Peres again raises issue of territory versus identity

On second day of annual conference, President Shimon Peres says terrorism is international challenge, not just in Israel.

President Shimon Peres at the INSS Conference on Wednesday. (photo credit: COURTESY OF THE PRESIDENT'S RESIDENCE)
President Shimon Peres at the INSS Conference on Wednesday.
(photo credit: COURTESY OF THE PRESIDENT'S RESIDENCE)
Israel has to decide whether it wants to remain a Jewish state, President Shimon Peres said on Wednesday.
This is the only consideration that should guide Israel’s peace negotiations with the Palestinians, and it was preferable to have a smaller Jewish state than a larger state whose Jewish identity would eventually be overwhelmed, Peres told his interlocutor, Prof. Itamar Rabinovich, at a Q&A session on the second day of the annual conference of the Institute for National Security Studies at Tel Aviv University.
Rabinovich is a former ambassador to the US and a former president of TAU.

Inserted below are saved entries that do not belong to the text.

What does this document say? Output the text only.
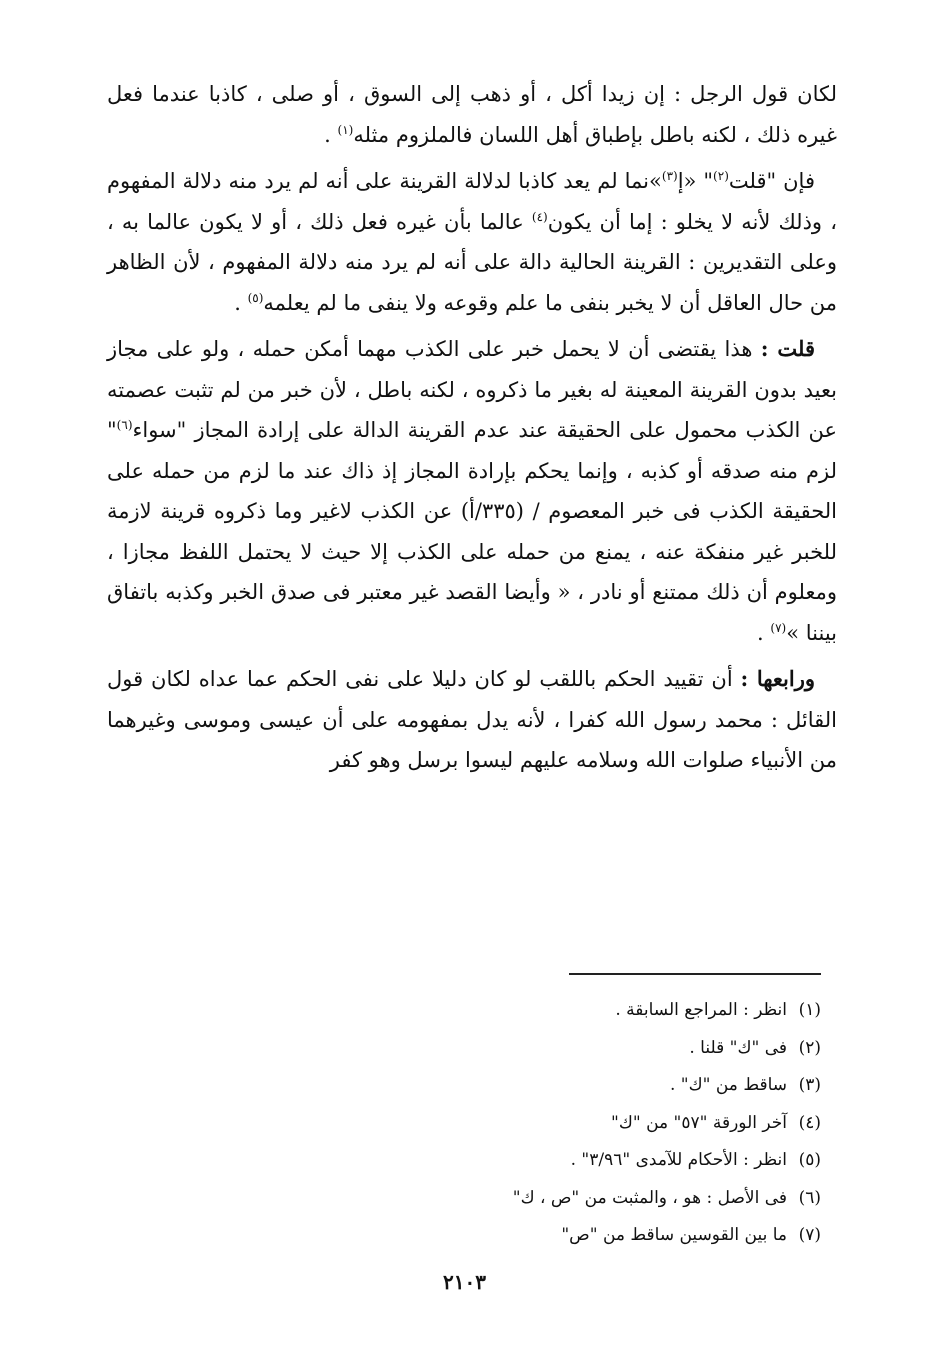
لكان قول الرجل : إن زيدا أكل ، أو ذهب إلى السوق ، أو صلى ، كاذبا عندما فعل غيره ذلك ، لكنه باطل بإطباق أهل اللسان فالملزوم مثله$^{(١)}$ .

فإن "قلت$^{(٢)}$" «إ$^{(٣)}$»نما لم يعد كاذبا لدلالة القرينة على أنه لم يرد منه دلالة المفهوم ، وذلك لأنه لا يخلو : إما أن يكون$^{(٤)}$ عالما بأن غيره فعل ذلك ، أو لا يكون عالما به ، وعلى التقديرين : القرينة الحالية دالة على أنه لم يرد منه دلالة المفهوم ، لأن الظاهر من حال العاقل أن لا يخبر بنفى ما علم وقوعه ولا ينفى ما لم يعلمه$^{(٥)}$ .

قلت : هذا يقتضى أن لا يحمل خبر على الكذب مهما أمكن حمله ، ولو على مجاز بعيد بدون القرينة المعينة له بغير ما ذكروه ، لكنه باطل ، لأن خبر من لم تثبت عصمته عن الكذب محمول على الحقيقة عند عدم القرينة الدالة على إرادة المجاز "سواء$^{(٦)}$" لزم منه صدقه أو كذبه ، وإنما يحكم بإرادة المجاز إذ ذاك عند ما لزم من حمله على الحقيقة الكذب فى خبر المعصوم / (٣٣٥/أ) عن الكذب لاغير وما ذكروه قرينة لازمة للخبر غير منفكة عنه ، يمنع من حمله على الكذب إلا حيث لا يحتمل اللفظ مجازا ، ومعلوم أن ذلك ممتنع أو نادر ، « وأيضا القصد غير معتبر فى صدق الخبر وكذبه باتفاق بيننا »$^{(٧)}$ .

ورابعها : أن تقييد الحكم باللقب لو كان دليلا على نفى الحكم عما عداه لكان قول القائل : محمد رسول الله كفرا ، لأنه يدل بمفهومه على أن عيسى وموسى وغيرهما من الأنبياء صلوات الله وسلامه عليهم ليسوا برسل وهو كفر

(١)انظر : المراجع السابقة .
(٢)فى "ك" قلنا .
(٣)ساقط من "ك" .
(٤)آخر الورقة "٥٧" من "ك"
(٥)انظر : الأحكام للآمدى "٣/٩٦" .
(٦)فى الأصل : هو ، والمثبت من "ص ، ك"
(٧)ما بين القوسين ساقط من "ص"
٢١٠٣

Peres was at a loss to understand the fears that are being injected into the national debate on the peace process, saying that there was no place for them because Israel had successfully confronted far more difficult security challenges in the past and was capable of doing so in the future.
Security is not the issue, he insisted. The only issue is for Israel to remain a Jewish and democratic state, and this can be achieved only by ceding territory and having two states, a Jewish state and a Palestinian state, living side by side in peace and harmony.
Israel is now in a critical situation similar to that of 1948, said Peres. Even then, there were voices calling for a two-state solution, he said.
David Ben-Gurion had known what to do even though he was in the minority. Peres suggested that everyone learn the lesson of 1948, when Israel’s population was only a few hundred thousand without missiles, tanks or planes standing against some 40 million people from seven Arab states.
Today, he emphasized, Israel has one of the most sophisticated armies in the world as well as peace treaties with two Arab countries. The situation has changed dramatically in Israel’s favor, he said.
Peres also related to the Iranian nuclear program and the interim nuclear agreement between world powers and that country, and said that if President Hassan Rouhani thinks that the agreement he signed with P5+1 is just a cover- up for continuing nuclearization, he is greatly mistaken. “The world will not allow that to happen.”
Peres declared that he was convinced that a nuclear Iran poses a threat to the whole world and not just to Israel.
If Iran was developing nuclear capability for civilian purposes, it would have no need for missiles that can travel 20,000 km., nor would it have a need for nuclear warheads, Peres said.
Whoever makes use of nuclear weapons will be in big trouble, said Peres, because the world will not accept another nuclear explosion.
Peres was confident that US President Barack Obama shared his opinion on this matter.